The 86th MDOS offers many awareness and preventative courses, but the ignorance of knowing a child’s limits is what causes the most issues.
“There are preventative programs, but I think the most important and effective thing is just getting the word out there,” said Rachelle Veazey, 86th MDOS registered nurse of new parent support. “We have a few avenues where we reach out to parents, mostly expectant parents.”
Support programs are available for families through Family Advocacy, including home visits to help parents feel as comfortable as possible.
“Being overseas can be stressful for some parents. Some may have young children, and their spouse might be deployed,” said Emily McCormick, 86th MDOS Family Advocacy intervention specialist. “We offer support groups so that, though the spouse may be away from the support of their family, they can form a support system with other parents going through similar experiences.”
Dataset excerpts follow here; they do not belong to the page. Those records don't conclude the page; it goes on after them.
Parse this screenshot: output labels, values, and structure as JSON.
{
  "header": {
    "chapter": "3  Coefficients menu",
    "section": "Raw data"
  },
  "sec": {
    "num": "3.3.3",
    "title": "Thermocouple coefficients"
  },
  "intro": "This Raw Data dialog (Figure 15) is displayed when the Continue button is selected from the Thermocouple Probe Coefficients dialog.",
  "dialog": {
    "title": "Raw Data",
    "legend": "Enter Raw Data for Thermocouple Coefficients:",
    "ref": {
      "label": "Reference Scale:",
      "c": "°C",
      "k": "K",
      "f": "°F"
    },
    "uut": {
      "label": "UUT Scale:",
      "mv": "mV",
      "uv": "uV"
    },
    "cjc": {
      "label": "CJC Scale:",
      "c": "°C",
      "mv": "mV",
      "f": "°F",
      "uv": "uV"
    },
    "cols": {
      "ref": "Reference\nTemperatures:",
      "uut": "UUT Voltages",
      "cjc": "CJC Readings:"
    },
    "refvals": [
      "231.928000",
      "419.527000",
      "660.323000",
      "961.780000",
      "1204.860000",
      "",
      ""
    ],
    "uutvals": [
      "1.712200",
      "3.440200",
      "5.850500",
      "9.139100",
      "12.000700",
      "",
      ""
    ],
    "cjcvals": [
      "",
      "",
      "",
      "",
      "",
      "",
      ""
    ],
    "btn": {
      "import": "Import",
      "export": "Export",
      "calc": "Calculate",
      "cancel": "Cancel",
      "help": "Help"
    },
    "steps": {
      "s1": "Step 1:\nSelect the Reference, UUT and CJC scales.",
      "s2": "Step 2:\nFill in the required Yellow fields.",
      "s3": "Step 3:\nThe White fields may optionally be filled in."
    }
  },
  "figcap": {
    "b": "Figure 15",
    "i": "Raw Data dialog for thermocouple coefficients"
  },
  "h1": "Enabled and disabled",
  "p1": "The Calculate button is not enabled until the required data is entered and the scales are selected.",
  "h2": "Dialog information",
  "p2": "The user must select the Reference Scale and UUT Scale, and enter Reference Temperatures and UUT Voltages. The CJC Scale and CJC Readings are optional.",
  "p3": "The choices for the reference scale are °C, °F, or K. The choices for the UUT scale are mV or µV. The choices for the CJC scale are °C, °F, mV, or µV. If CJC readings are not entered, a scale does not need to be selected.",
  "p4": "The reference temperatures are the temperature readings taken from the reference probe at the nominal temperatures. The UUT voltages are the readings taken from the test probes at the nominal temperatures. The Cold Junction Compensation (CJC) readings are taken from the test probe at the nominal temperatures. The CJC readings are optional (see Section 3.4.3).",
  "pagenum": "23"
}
Parents may think their child is capable of being left in the car for 10 minutes, but they may not think about how dangerous it really is.
“If you’re unsure if your child is safe in the car or not, take them with you.” Veazey said. “It’s not worth the consequences.”
The matrix below provides standards for the supervision of children within the KMC. Parents are ultimately responsible for the welfare and actions of their children, and failure to exercise those parental responsibilities may constitute child neglect.
Parents must use good judgment and consider the physical, emotional and psychological maturity of their child when determining the level of supervision required. Children with a history of attention deficit hyperactivity disorder, attention deficit disorder, developmental delay, behavior problems, impulsivity, psychiatric problems or other impairments should not be given the degree of self-management and responsibility indicated in this policy.